Working on a 100% AI generated monolith so I plugged your web app into the repo and I installed the plugin in Windsurf. I'll see how it does and report back.

  • jaimefjorge 2 days ago

    Thanks for testing. Please do share feedback. Windsurf is crucially important to us as we’re working with their team to make the experience good. Would you mind sending any feedback to Jaime at Codacy.com?

tosh 3 days ago

kudos @ shipping this jaime

Can you explain how/when the "guardrails" are run in Cursor? I mean: how does the extension hook in so that the code in the diff view gets changed?

Does this also work with agents like Claude Code and Amp? I guess since there is an MCP it can already work even though it's not explicitly mentioned in the docs?

What are your thoughts on running something like guardrails during dev-time vs CI time?

  • jaimefjorge 3 days ago

    thanks tosh!

    The guardrails are ran every time there is code being generated by the agent. We give instructions to the coding agents to run the guardrails on the code that is changed. It doesn't YET work with Claude Code and Amp but because it leverages an MCP server, we can easily do it. It's in the plans to do.

    I think dev-time is critical, because AI is producing large swaths of code as we speak. We also make sure that regardless of what happens in dev time, we can always run our cloud checks in CI time. Thanks for your questions!

prophesi 3 days ago

Is it open source, and can the MCP server run locally in a sandboxed environment?

rdevzw 3 days ago

Just gave this a try, pretty interesting how a simple python script generated with two un-named models uses requests library version with CVE's. The scary part is, the script ran. This changes things in terms of leveraging AI. I will come back with more feedback soon, but for now, this is amazing

  • jaimefjorge 3 days ago

    Hey thanks for testing! That's been my experience well, it's very frequent to see libraries with vulnerable versions being introduced in code. What's also interesting is that, despite using incredible AI coding models like Sonnet 4, you still get CVEs in your code. Try this with Codacy Guardrails: "create a Java server using undertow".
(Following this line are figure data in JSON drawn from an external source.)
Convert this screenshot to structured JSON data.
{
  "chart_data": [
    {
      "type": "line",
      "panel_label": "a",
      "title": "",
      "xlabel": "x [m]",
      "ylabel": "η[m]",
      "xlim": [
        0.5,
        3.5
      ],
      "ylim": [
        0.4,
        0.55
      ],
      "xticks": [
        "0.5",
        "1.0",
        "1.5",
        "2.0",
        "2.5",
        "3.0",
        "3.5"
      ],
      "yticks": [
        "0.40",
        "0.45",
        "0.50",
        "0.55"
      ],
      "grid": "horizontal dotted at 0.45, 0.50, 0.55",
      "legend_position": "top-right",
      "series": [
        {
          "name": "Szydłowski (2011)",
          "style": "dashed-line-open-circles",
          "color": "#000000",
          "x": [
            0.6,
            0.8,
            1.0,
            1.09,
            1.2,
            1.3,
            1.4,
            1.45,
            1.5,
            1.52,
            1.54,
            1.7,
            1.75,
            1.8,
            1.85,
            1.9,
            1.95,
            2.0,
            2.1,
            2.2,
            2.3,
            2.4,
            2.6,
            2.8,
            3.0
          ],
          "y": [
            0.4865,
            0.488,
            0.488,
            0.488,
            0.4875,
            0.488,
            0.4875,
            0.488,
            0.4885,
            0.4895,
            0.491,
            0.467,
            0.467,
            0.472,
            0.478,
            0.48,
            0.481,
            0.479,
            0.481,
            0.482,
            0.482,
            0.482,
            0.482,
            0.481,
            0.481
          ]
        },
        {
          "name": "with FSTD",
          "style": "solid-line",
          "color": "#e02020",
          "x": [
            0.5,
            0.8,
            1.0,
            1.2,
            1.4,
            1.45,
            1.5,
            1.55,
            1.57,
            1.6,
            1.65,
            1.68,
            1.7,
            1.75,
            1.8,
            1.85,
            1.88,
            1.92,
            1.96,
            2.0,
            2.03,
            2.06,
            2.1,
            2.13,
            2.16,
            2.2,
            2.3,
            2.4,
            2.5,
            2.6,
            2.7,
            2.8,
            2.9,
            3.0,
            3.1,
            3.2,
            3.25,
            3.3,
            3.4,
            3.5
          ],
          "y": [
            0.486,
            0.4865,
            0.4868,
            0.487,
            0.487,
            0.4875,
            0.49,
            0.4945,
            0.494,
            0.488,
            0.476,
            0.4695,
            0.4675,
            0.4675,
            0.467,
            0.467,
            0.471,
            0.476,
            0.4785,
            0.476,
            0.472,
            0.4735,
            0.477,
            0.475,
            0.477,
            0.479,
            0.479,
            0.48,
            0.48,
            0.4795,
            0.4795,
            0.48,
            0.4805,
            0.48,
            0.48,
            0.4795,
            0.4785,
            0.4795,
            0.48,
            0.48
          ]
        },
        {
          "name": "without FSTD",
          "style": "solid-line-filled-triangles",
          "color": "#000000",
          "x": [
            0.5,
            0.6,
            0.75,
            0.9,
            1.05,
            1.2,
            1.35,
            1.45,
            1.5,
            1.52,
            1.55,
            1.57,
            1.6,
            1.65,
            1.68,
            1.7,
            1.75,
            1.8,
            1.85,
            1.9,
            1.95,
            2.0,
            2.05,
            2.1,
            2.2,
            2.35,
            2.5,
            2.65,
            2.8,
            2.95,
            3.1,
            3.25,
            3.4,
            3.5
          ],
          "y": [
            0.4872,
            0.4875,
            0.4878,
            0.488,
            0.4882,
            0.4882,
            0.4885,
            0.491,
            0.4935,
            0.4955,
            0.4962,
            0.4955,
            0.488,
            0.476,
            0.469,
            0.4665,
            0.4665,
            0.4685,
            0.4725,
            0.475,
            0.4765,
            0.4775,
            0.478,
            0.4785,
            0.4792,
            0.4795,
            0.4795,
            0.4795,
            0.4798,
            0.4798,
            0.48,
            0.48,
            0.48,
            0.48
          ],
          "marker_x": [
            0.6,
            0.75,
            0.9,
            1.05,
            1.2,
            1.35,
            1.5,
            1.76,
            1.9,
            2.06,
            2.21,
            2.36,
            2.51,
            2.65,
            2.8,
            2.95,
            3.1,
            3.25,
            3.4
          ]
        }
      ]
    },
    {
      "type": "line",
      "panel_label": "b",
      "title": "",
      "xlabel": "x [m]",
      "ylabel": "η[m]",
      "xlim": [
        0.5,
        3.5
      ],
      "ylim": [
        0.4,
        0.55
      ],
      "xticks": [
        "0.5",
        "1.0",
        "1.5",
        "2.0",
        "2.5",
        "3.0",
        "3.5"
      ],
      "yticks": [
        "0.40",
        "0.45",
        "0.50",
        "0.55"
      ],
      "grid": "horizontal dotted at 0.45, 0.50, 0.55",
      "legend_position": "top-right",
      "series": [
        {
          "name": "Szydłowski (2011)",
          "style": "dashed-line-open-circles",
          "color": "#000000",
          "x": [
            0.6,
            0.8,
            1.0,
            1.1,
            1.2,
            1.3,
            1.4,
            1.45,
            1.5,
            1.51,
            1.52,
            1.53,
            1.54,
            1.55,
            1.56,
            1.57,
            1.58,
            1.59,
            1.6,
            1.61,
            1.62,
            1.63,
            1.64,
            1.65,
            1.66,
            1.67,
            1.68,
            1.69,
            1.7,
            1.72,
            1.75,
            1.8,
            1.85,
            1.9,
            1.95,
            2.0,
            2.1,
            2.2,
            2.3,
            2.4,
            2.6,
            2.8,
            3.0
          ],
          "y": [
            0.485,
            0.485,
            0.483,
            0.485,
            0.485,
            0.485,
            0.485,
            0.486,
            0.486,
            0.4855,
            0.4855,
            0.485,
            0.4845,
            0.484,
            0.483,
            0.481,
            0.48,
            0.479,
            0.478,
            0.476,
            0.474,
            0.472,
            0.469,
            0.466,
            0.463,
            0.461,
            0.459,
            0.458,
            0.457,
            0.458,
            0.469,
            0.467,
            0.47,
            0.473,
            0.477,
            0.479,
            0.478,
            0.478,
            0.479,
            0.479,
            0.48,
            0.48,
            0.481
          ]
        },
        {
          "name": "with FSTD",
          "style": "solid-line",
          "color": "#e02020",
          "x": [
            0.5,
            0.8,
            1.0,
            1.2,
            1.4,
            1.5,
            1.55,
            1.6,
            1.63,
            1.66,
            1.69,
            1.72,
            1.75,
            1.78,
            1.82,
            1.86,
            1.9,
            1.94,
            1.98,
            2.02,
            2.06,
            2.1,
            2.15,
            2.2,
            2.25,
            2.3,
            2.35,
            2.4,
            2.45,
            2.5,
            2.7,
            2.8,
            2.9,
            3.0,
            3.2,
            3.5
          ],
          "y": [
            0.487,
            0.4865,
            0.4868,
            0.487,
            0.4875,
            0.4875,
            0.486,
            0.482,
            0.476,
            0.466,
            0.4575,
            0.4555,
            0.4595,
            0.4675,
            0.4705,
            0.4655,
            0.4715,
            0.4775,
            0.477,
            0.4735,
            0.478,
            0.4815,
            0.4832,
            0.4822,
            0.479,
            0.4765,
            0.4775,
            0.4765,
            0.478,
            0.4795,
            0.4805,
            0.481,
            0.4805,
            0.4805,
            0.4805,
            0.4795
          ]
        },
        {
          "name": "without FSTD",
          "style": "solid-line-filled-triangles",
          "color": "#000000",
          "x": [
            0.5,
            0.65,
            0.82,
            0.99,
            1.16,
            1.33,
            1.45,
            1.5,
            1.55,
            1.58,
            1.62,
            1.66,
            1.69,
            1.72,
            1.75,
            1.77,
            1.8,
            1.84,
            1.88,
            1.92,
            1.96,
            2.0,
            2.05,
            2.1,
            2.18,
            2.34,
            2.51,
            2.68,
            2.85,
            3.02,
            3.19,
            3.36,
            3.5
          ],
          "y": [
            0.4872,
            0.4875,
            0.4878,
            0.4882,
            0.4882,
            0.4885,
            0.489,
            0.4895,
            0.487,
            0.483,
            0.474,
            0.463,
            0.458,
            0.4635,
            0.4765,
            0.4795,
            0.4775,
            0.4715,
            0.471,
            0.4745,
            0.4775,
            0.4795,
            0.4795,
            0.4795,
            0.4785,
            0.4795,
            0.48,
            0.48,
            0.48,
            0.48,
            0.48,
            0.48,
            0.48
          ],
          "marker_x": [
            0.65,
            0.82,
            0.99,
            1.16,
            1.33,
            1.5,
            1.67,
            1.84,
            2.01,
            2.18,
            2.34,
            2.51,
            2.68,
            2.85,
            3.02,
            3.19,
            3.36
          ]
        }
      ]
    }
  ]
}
    Thanks for testing. Please do share your feedback when you test further!

    • im3w1l 2 days ago

      I mean it's almost inherent to LLM's right? Like they only know about version before it's knowledge cutoff. I guess it's a big argument for not putting exact versions in files generated by LLM, only major (+minor?)

      • jaimefjorge 2 days ago

        Yes. My point is that because of training cutoffs it should be mandatory to run SCA scans when dealing with AI code generation. Not putting exact versions would be a good idea. But that’s not what’s happening today.